In 2008 Phoenix sold the Belfast Gas Transmission Pipeline system to Northern Ireland Energy Holdings for £99.3 million. The pipeline carries natural gas from the end of the SNIP to Larne, Carrickfergus and across Belfast Lough to Knocknagoney where it connects with Phoenix's network. Phoenix was obliged to sell the pipeline as part of a licensing agreement with NIAUR.

In May 2012 SSE plc's Airtricity subsidiary purchased Phoenix Supply Limited and Phoenix Energy Limited (its Republic of Ireland supply business) for £19.1 million.

Terra Firma sold Phoenix Natural Gas to Hastings Funds Management in 2013 for £700 million. Hastings Fund Management's international division, renamed Vantage Infrastructure in 2018, manages 50% of Phoenix Natural Gas on behalf of the RBS Group Pension Fund. The remaining 50% stake is owned by the Utilities Trust of Australia.

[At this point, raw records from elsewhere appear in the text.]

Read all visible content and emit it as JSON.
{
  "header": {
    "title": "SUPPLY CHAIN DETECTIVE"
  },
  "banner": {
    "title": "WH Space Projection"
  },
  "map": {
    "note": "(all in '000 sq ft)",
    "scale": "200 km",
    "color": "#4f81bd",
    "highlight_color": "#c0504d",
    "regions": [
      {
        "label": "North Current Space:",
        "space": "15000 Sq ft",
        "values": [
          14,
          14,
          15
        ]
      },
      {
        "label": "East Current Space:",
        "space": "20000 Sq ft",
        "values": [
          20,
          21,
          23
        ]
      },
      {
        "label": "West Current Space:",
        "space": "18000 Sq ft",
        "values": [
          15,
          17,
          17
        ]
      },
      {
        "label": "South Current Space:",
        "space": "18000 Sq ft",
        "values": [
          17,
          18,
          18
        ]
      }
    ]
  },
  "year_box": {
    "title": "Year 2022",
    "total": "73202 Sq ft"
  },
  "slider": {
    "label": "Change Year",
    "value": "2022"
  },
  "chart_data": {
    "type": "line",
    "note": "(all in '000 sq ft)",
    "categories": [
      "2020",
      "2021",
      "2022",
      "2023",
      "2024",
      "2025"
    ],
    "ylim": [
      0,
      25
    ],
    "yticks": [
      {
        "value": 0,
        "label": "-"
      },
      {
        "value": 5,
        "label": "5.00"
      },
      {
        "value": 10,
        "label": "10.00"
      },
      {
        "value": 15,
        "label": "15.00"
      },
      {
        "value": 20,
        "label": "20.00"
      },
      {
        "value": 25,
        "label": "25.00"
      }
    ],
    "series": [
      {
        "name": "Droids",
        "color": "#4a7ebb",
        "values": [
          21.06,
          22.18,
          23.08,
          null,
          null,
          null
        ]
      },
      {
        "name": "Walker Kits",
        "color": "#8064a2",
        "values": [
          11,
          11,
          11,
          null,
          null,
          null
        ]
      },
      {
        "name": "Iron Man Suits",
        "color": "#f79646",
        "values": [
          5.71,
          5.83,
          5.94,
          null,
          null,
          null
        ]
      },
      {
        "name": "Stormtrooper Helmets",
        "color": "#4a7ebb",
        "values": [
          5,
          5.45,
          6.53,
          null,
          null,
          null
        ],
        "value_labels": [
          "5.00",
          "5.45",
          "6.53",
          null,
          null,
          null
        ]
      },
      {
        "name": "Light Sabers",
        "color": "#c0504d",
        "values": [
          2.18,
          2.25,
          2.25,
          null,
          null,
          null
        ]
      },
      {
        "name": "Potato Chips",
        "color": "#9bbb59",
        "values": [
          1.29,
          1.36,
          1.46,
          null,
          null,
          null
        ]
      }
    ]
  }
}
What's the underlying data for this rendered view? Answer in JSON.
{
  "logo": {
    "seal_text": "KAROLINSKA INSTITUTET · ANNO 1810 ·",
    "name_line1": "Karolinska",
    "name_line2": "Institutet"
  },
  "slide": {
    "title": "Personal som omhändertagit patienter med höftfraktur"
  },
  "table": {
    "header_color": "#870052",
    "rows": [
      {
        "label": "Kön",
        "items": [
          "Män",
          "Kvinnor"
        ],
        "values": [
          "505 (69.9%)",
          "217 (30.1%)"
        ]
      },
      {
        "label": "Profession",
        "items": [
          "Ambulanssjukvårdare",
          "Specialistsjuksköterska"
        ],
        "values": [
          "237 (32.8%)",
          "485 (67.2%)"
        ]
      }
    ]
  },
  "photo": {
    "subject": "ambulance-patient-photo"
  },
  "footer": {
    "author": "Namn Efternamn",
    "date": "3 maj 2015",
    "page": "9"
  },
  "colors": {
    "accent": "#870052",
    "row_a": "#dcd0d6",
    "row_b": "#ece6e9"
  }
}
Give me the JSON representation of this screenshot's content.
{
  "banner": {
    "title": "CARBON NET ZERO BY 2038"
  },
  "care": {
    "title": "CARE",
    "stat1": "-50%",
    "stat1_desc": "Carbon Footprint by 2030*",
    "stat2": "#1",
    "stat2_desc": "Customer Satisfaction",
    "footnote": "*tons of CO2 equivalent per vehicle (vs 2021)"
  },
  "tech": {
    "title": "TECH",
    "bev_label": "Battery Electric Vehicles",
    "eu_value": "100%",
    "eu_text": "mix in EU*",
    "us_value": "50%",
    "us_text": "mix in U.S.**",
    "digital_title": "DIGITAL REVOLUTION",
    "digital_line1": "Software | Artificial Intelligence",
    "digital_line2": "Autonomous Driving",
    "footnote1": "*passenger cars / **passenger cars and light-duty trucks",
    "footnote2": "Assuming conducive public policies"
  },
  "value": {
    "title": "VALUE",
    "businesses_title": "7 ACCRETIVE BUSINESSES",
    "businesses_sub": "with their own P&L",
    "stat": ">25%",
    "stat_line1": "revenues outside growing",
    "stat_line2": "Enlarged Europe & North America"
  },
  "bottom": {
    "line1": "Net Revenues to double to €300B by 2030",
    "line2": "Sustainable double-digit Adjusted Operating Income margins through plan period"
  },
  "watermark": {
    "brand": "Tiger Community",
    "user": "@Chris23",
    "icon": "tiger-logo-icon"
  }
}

In December 2015 the Utility Regulator approved a licence extension for Phoenix Natural Gas to develop the natural gas network in 13 new towns in East Down including; Anahilt, Ballygowan, Ballynahinch, Castlewellan, Crossgar, Downpatrick, Dromore, Drumaness, Dundrum, Hillsborough, Newcastle, Saintfield and the Spa. The £60m private investment by the company sees natural gas being made available to an additional 28,000 properties in these areas. Construction commenced in early 2016 with Ballygowan being the first town to connect to the network, and will continue until an estimated completion date of 2022.

In May 2023, the company rebranded from Phoenix Natural Gas to Phoenix Energy. The rebrand was to reflect their plans to transition from natural gas to renewable gas solutions, such as hydrogen and biomethane.